The RDP component is disabled as follows:

  • At the component level
  • At the listener level
  • On the terminal server
  • On the Remote Desktop Session Host role

Cause 2

Remote Desktop Services (TermService) isn't running.

Cause 3

The RDP listener is misconfigured.

Solution

Before you follow these steps, take a snapshot of the OS disk of the affected VM as a backup. To resolve this problem, use Serial control or repair the VM offline.

Serial Console

Step 1: Open CMD instance in Serial console

  1. Access the Serial Console by selecting Support & Troubleshooting > Serial console (Preview). If the feature is enabled on the VM, you can connect the VM successfully.

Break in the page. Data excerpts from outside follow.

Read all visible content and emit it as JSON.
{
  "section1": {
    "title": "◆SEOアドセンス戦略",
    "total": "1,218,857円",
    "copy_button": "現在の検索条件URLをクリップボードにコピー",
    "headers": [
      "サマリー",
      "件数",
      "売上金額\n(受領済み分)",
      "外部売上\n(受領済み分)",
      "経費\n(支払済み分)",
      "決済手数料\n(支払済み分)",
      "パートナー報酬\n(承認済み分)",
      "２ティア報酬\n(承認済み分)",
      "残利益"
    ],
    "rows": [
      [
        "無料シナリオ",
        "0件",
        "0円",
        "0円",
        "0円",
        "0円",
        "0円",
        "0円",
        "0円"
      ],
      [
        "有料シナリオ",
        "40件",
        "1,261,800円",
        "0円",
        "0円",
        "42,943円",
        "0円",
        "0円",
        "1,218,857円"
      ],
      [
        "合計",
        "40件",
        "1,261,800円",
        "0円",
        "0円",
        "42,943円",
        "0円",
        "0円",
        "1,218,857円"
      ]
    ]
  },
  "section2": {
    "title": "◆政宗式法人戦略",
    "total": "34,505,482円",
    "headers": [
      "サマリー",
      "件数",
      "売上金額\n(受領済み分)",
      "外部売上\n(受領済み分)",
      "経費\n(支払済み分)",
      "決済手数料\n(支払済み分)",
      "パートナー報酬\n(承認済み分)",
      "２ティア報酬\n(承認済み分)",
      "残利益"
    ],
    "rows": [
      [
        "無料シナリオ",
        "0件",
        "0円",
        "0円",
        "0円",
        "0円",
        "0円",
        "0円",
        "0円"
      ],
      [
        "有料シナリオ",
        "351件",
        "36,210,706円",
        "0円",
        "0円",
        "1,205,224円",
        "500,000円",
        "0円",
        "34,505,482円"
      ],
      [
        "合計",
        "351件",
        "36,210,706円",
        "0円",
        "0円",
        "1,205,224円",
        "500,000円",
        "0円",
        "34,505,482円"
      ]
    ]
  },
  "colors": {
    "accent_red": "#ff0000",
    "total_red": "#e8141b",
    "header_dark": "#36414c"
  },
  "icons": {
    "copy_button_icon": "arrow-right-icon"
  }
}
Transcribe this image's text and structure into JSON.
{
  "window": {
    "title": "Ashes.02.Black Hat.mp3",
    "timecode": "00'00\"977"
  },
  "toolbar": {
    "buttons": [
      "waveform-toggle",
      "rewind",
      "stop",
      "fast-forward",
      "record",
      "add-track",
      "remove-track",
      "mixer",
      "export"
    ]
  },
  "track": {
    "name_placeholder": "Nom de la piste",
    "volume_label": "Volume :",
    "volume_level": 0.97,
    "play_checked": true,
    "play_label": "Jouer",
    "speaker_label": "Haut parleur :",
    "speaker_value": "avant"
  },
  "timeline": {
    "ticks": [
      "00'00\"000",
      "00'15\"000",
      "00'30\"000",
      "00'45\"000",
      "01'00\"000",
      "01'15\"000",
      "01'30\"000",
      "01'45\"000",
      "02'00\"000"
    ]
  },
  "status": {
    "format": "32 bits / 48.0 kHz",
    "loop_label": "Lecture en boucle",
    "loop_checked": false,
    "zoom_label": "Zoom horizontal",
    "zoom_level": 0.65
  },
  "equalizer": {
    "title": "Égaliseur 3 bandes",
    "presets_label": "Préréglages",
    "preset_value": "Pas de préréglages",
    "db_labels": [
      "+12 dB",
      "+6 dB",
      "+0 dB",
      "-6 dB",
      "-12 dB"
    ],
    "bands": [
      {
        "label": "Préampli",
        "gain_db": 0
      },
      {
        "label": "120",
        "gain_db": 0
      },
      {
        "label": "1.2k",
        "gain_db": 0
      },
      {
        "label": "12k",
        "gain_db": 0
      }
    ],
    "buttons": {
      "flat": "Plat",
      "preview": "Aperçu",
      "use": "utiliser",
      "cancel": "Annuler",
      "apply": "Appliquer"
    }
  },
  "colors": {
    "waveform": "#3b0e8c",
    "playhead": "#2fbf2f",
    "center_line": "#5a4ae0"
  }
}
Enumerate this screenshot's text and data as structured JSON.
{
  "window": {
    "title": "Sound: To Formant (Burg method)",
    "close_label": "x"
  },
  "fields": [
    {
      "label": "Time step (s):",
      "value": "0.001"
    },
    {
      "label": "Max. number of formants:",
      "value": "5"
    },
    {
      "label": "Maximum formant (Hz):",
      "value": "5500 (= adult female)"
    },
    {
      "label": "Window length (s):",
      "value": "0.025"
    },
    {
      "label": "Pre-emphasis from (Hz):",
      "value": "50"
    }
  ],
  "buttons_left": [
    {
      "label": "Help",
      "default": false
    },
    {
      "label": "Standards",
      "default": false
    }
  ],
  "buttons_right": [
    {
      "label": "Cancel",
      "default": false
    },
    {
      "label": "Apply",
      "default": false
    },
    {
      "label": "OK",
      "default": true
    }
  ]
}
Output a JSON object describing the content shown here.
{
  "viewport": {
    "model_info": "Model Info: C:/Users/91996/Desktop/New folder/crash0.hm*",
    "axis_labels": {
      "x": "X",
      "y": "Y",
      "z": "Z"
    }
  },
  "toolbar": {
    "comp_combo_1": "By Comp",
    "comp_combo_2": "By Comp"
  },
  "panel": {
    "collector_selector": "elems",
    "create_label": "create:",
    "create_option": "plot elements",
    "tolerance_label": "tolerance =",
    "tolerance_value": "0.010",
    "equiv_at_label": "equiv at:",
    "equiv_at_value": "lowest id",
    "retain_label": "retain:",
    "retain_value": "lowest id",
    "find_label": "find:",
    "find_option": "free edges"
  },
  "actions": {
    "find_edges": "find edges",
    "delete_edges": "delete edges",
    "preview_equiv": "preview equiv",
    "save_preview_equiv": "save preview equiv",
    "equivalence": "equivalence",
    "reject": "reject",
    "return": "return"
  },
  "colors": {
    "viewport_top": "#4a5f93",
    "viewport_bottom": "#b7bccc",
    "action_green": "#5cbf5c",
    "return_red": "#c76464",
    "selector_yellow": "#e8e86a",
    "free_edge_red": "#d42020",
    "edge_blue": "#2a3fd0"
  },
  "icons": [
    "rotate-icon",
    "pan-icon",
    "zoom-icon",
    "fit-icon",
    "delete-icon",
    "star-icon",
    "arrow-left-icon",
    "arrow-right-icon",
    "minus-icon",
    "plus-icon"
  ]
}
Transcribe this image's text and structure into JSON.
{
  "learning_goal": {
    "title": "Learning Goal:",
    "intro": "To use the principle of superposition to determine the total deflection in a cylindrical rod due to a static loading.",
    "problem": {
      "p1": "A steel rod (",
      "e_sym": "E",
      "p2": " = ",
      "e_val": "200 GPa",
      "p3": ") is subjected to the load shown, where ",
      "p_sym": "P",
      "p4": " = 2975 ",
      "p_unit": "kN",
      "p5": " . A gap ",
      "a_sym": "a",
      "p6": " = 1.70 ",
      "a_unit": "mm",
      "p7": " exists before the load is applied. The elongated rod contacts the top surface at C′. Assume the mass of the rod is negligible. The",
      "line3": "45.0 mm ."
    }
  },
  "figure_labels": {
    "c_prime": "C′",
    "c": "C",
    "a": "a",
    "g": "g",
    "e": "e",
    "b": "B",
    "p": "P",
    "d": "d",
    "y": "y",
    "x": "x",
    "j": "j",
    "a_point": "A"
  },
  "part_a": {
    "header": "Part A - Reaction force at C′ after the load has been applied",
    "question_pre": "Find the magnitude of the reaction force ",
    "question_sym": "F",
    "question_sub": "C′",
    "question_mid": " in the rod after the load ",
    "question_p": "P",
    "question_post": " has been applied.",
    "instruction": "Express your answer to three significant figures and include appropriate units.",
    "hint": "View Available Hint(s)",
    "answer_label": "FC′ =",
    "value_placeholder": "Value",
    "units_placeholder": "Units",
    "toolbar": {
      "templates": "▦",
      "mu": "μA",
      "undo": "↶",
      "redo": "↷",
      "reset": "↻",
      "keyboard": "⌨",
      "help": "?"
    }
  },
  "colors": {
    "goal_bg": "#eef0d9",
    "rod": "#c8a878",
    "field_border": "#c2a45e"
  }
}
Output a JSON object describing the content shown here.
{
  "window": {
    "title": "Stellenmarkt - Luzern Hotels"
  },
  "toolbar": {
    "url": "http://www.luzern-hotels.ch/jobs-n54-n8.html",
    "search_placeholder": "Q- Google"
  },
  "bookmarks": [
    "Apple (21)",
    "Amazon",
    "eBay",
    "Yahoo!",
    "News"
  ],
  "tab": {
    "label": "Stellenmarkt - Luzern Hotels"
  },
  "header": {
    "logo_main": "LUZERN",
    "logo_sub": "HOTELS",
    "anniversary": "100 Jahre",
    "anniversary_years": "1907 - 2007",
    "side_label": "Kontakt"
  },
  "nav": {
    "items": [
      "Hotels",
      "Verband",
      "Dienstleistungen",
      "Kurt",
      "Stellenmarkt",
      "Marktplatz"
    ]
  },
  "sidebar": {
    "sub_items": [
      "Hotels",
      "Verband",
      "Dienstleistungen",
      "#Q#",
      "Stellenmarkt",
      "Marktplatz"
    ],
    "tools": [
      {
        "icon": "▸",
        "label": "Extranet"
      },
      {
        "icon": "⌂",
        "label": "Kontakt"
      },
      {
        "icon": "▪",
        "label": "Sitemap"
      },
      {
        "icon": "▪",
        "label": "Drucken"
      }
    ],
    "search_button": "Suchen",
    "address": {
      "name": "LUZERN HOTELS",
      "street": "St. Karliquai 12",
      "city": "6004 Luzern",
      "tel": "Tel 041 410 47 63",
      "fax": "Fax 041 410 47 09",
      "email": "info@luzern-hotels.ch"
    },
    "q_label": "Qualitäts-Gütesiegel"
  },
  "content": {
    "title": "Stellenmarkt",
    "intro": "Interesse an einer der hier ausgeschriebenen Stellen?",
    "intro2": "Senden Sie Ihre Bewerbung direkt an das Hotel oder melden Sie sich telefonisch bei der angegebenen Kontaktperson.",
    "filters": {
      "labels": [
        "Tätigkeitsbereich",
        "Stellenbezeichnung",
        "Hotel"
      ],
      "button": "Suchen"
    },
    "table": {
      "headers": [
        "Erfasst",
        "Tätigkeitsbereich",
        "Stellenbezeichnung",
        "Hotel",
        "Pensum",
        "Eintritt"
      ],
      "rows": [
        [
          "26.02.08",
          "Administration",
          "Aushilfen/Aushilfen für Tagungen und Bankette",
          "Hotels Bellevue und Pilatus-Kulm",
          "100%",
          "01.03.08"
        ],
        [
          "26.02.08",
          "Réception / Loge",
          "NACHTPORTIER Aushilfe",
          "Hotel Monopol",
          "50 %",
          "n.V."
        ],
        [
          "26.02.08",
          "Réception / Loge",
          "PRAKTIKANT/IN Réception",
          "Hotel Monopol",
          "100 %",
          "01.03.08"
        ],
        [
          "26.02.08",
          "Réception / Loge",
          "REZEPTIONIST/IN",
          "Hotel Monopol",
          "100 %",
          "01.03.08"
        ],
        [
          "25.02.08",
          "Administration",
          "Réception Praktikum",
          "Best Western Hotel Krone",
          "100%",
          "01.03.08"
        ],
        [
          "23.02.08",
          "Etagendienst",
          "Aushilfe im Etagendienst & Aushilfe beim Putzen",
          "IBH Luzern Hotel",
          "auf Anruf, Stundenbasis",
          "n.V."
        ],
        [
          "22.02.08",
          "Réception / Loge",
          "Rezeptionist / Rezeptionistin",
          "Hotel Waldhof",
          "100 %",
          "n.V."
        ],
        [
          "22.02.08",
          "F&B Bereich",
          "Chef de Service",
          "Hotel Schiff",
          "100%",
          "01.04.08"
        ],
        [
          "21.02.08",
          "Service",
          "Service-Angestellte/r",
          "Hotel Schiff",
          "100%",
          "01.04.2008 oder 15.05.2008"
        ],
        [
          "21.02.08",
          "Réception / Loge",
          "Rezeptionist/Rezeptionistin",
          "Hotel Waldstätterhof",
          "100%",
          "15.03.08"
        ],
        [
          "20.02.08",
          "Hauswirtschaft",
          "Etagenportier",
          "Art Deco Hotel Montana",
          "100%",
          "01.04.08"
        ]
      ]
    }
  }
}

  2. Create a new channel for a CMD instance. Type CMD to start the channel to get the channel name.

  3. Switch to the channel that running the CMD instance, in this case it should be channel 1.

    ch -si 1
    

Step 2: Check the values of RDP registry keys

  1. Check if the RDP is disabled by group polices.

    REM Get the group policy setting
    reg query "HKLM\SOFTWARE\Policies\Microsoft\Windows NT\Terminal Services" /v fDenyTSConnections
    

    If the group policy states that RDP is disabled (fDenyTSConnections value is 0x1), run the following command to enable the TermService service. If the registry key is not found, there is no group policy configured to disabled the RDP. You can move to the next step.

    REM update the fDenyTSConnections value to enable TermService service
    reg add "HKLM\SOFTWARE\Policies\Microsoft\Windows NT\Terminal Services" /v fDenyTSConnections /t REG_DWORD /d 0 /f
    

    Note

    This step enables the TermService service temporarily. The change will be reset when the group policy settings are refreshed. To resolve the issue, you need to check if the TermService service is disabled by the local group policy or the domain group policy, and then update the policy settings correspondingly.

  2. Check the current remote connection configuration.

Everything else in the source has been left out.